First is Next Bank, whose major shareholder is Chunghwa Telecom (with Mega Financial, which includes Mega Bank, as junior partner). Telecom companies have a long track record around the world of launching successful financial businesses to cater to their existing customers.

Second is Rakuten International Commercial Bank, whose parents include Japanese e-commerce company Rakuten and its financial arms in banking and cards, and local IBF Financial. In Japan, Rakuten also operates a bank and a securities broker online, and it specializes in loyalty points and other incentives.

Third and possibly most dangerous is LINE Bank. Not only is it owned by the country’s biggest social media platform, Japan-owned LINE, but it has four large banks in the mix: Taipei Fubon Comercial Bank, CTBC Bank, Union Bank of Taiwan and Standard Chartered, the only foreign entity with a stake in a Taiwanese virtual bank. Its real edge is its messaging app, which now has the potential to become a “super app” as WeChat has become in China.

All three newcomers will struggle if they remain fixated on retail lending. They will be capital-constrained in their ability to pay higher interest on deposits. Chasing millennials is good for the long run but might not pay the bills in the next two or three years.

But if they leverage their tech platforms to break in to credit cards and robo-driven wealth management, they will not only secure a beachhead in the market, but heavily impact incumbents.

Incumbents in trouble

Taiwan’s existing banks don’t have the deep pockets and access to international tech expertise that HSBC and DBS boast. The industry is too fragmented for any one firm to fund such a counterattack.

Nor is Taiwan positioned to vie for the kind of global talent that banks in Hong Kong and Singapore routinely leverage. Its banks can’t pay the salaries, the lack of English is a barrier for hiring from overseas, and the island’s prodigious homegrown talent is always tempted to work in Shenzhen or Shanghai.
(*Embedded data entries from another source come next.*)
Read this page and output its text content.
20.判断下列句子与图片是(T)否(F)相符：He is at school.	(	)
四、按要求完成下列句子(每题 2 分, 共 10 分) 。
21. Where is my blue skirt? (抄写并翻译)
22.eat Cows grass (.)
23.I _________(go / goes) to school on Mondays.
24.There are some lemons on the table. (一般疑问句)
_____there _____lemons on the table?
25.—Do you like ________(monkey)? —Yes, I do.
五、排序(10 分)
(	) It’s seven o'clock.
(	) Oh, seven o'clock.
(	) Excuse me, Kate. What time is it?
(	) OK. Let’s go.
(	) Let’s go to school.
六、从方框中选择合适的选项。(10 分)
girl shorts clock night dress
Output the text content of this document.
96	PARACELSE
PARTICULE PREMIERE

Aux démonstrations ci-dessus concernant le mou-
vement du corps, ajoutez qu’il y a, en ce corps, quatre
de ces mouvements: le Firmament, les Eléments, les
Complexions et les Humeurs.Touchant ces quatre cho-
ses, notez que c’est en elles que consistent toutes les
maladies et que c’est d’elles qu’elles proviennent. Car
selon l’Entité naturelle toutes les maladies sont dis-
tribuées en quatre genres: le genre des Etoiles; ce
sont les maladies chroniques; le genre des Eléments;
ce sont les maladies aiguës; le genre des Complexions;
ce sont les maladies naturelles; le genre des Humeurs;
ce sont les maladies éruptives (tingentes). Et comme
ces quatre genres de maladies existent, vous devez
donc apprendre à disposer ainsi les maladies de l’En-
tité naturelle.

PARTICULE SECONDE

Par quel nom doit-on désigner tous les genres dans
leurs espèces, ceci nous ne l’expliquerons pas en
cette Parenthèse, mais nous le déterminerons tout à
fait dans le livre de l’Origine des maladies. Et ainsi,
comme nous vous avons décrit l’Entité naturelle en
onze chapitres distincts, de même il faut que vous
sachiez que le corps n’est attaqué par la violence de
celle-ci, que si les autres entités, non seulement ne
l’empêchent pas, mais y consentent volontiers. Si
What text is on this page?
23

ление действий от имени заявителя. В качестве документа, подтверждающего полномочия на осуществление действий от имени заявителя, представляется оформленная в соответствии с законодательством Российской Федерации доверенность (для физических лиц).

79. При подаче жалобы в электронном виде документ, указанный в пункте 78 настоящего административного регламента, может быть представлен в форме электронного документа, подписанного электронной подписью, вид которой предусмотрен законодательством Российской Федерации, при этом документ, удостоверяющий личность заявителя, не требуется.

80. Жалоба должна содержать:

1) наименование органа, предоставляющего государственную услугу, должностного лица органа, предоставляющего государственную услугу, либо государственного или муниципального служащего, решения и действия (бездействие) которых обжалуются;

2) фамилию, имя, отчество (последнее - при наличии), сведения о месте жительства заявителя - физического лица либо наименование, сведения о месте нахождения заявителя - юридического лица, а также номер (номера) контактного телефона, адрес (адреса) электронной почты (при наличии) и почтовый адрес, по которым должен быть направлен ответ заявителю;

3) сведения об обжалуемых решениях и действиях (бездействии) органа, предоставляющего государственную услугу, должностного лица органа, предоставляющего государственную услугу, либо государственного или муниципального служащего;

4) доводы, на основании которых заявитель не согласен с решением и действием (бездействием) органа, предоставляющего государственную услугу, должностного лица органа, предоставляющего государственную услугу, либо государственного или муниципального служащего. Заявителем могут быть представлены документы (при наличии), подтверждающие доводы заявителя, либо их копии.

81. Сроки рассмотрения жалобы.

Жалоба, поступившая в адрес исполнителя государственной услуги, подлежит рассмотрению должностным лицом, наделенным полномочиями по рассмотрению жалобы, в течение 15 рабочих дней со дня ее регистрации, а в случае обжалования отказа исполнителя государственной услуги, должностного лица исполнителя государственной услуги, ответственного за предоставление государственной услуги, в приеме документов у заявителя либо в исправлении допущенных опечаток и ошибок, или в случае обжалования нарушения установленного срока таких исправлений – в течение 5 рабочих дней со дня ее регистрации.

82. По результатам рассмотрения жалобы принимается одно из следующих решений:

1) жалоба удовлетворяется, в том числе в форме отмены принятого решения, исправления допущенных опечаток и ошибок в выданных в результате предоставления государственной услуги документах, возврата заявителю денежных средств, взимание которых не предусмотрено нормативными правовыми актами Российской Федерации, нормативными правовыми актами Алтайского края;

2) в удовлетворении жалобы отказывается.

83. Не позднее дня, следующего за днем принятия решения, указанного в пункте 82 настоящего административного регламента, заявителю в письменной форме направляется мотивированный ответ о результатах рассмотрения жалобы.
Some banks may hope that “virtual banking” will be quickly commoditized. After all, every bank now offers online service. And customers use these for only basic needs: only 35% of depositors use online banking, and mostly for routine things like checking balances and transferring funds, according to an August 1 report by Taiwan Ratings, an arm of S&P Global.

But is this because Taiwanese customers aren’t interested in banking online, or because the offerings online have been mediocre? Chances are, there’s a world of difference between what a bank can come up with, versus what a LINE or Rakuten can deliver. Singapore’s banks show that traditional players can indeed become pretty good at digital offerings – but they have a decade’s head start against Taiwan’s banks. That’s a steep learning curve even for fast learners.

“Virtual players with widely adopted, user-friendly technology platforms could embed banking services in customers’ daily routines with greater ease than their traditional bank counterparts,” said the Taiwan Ratings report.

Here’s hoping!

Incumbent banks must now invest tens of millions of dollars into their own fintech initiatives, over multiple years. They have already been backing projects in e-payments, blockchain and automation, but these projects will have to accelerate. For many, perhaps most of Taiwan’s banks, it will be a strain.

There are a few rays of hope for traditional lenders, but they don’t have much to do with their own actions.

They can hope a cyber attack sours appetites for relying on internet-only banks (not a very nice prospect).

Or they can hope offerings by virtual banks (burdened by heavy shareholders in the traditional world) turn out to be mediocre.

Most likely they can hope the FSC panics over the idea of mass job losses in the traditional bank sector, and throws sand in the gears of virtual banks.

This last expectation seems reasonable, considering that (unlike the HKMA or MAS) the FSC hasn’t allowed fintech companies the chance to fully control a virtual bank.